Lavamos as mãos, espantamos a exaustão e, sem mais palavras, começamos a trabalhar.
Levantei a moldura de madeira da colmeia, tirando as poucas abelhas que ainda rastejavam sobre a superfície. Os favos estavam cheios, dourados, brilhando à luz suave da noite.
E então eu vi. Um pequeno envelope amarelado estava preso entre os painéis de cera. Minha respiração parou. Com cuidado, puxei-o para fora e li as palavras escritas na frente.
— **Para Adele.**
Eu não me movi. Não respirei. Dentro, dobrado cuidadosamente, estava um segundo testamento. Esse era o verdadeiro testamento. Comecei a ler.
— **Minha querida Adele,**
Se você está lendo isso, então fez exatamente o que eu esperava—ficou. Lutou. Provou, não para mim, mas para você mesma, que é mais forte do que qualquer um jamais imaginou.
Eu queria deixar-lhe esta casa abertamente, mas sabia que não teria a chance. Synthia nunca permitiria. Ela sempre acreditou que o sangue é o único fator que define uma família. Mas você e eu sabemos que é mais do que isso.
Eu não tive tempo de registrar este testamento oficialmente, mas sabia exatamente onde colocá-lo—em um lugar onde só você poderia encontrar. Eu o escondi naquilo que ela mais desprezava, a única coisa que ela nunca tocaria. Eu sabia que, se você escolhesse ficar e cumprir isso, você ganharia o que sempre foi seu.
Adele, essa casa nunca foi só paredes e um teto—foi uma promessa. Uma promessa de que você sempre teria um lugar onde pertence.
Como meu último desejo, deixo-lhe tudo. A casa, a terra, o apiário—tudo agora é seu. Faça dela um lar. Faça dela sua.
Com todo o meu amor,
**Pai**
A casa sempre foi minha.
Naquela noite, quando Greg e eu terminamos de colher o mel, subi as escadas da casa pela primeira vez. Synthia estava sentada à mesa da cozinha, tomando chá. Coloquei o testamento sobre a mesa à sua frente.
— Onde você arrumou isso? — ela perguntou, depois de ler.
— Papai escondeu nas colmeias.

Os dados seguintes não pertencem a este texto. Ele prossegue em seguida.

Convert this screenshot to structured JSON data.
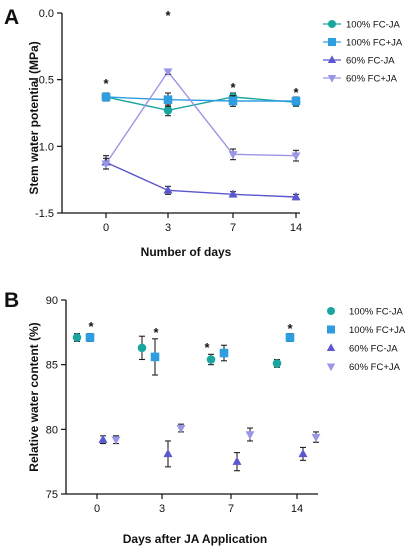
{
  "panel_labels": [
    "A",
    "B"
  ],
  "colors": {
    "100% FC-JA": "#1aa5a0",
    "100% FC+JA": "#2e9ee0",
    "60% FC-JA": "#5a57cf",
    "60% FC+JA": "#9a96e6"
  },
  "chart_data": [
    {
      "panel": "A",
      "type": "line",
      "xlabel": "Number of days",
      "ylabel": "Stem water potential (MPa)",
      "categories": [
        "0",
        "3",
        "7",
        "14"
      ],
      "ylim": [
        -1.5,
        0.0
      ],
      "yticks": [
        "0.0",
        "-0.5",
        "-1.0",
        "-1.5"
      ],
      "ytick_values": [
        0.0,
        -0.5,
        -1.0,
        -1.5
      ],
      "legend_position": "top-right",
      "series": [
        {
          "name": "100% FC-JA",
          "marker": "circle",
          "values": [
            -0.63,
            -0.73,
            -0.63,
            -0.67
          ],
          "errors": [
            0.03,
            0.04,
            0.03,
            0.03
          ]
        },
        {
          "name": "100% FC+JA",
          "marker": "square",
          "values": [
            -0.63,
            -0.65,
            -0.66,
            -0.66
          ],
          "errors": [
            0.02,
            0.05,
            0.04,
            0.03
          ]
        },
        {
          "name": "60% FC-JA",
          "marker": "triangle-up",
          "values": [
            -1.12,
            -1.33,
            -1.36,
            -1.38
          ],
          "errors": [
            0.05,
            0.03,
            0.02,
            0.02
          ]
        },
        {
          "name": "60% FC+JA",
          "marker": "triangle-down",
          "values": [
            -1.13,
            -0.44,
            -1.06,
            -1.07
          ],
          "errors": [
            0.04,
            0.02,
            0.04,
            0.04
          ]
        }
      ],
      "annotations": [
        "*",
        "*",
        "*",
        "*"
      ]
    },
    {
      "panel": "B",
      "type": "scatter",
      "xlabel": "Days after JA Application",
      "ylabel": "Relative water content (%)",
      "categories": [
        "0",
        "3",
        "7",
        "14"
      ],
      "ylim": [
        75,
        90
      ],
      "yticks": [
        "90",
        "85",
        "80",
        "75"
      ],
      "ytick_values": [
        90,
        85,
        80,
        75
      ],
      "legend_position": "top-right",
      "series": [
        {
          "name": "100% FC-JA",
          "marker": "circle",
          "values": [
            87.1,
            86.3,
            85.4,
            85.1
          ],
          "errors": [
            0.3,
            0.9,
            0.4,
            0.3
          ]
        },
        {
          "name": "100% FC+JA",
          "marker": "square",
          "values": [
            87.1,
            85.6,
            85.9,
            87.1
          ],
          "errors": [
            0.3,
            1.4,
            0.6,
            0.3
          ]
        },
        {
          "name": "60% FC-JA",
          "marker": "triangle-up",
          "values": [
            79.2,
            78.1,
            77.5,
            78.1
          ],
          "errors": [
            0.3,
            1.0,
            0.7,
            0.5
          ]
        },
        {
          "name": "60% FC+JA",
          "marker": "triangle-down",
          "values": [
            79.2,
            80.1,
            79.6,
            79.4
          ],
          "errors": [
            0.3,
            0.3,
            0.5,
            0.4
          ]
        }
      ],
      "annotations": [
        "*",
        "*",
        "*",
        "*"
      ]
    }
  ]
}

Ele sabia que você tentaria pegar tudo, então garantiu que não encontraria.
Pela primeira vez desde que cheguei, ela não tinha nada a dizer.

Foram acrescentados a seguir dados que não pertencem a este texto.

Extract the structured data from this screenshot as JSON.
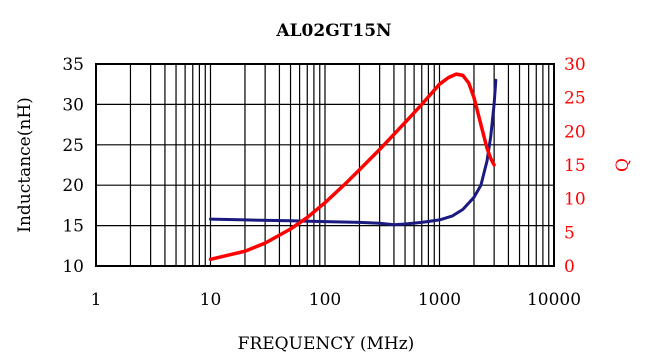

— Você pode ficar — disse eu, e ela olhou para mim, surpresa. — Mas nós administramos esse lugar juntas. Ou aprendemos a viver como uma família, ou não moramos aqui de jeito nenhum.
Synthia riu de forma zombeteira, colocando o testamento na mesa.
— Você está falando sério?
— Sim.
Então, finalmente, ela se recostou na cadeira, soltando uma risada cansada e lenta.
— Tudo bem. Mas não toco nas malditas abelhas.
— Combinado.
Os dias passaram, e a vida começou a tomar forma lentamente. Vendi meus primeiros potes de mel, vendo meu trabalho duro finalmente dar frutos. Synthia cuidou da casa, mantendo-a em ordem enquanto eu cuidava das abelhas. E Greg se tornou um amigo, alguém com quem eu podia sentar na varanda ao pôr do sol, compartilhando momentos silenciosos e histórias sobre o dia.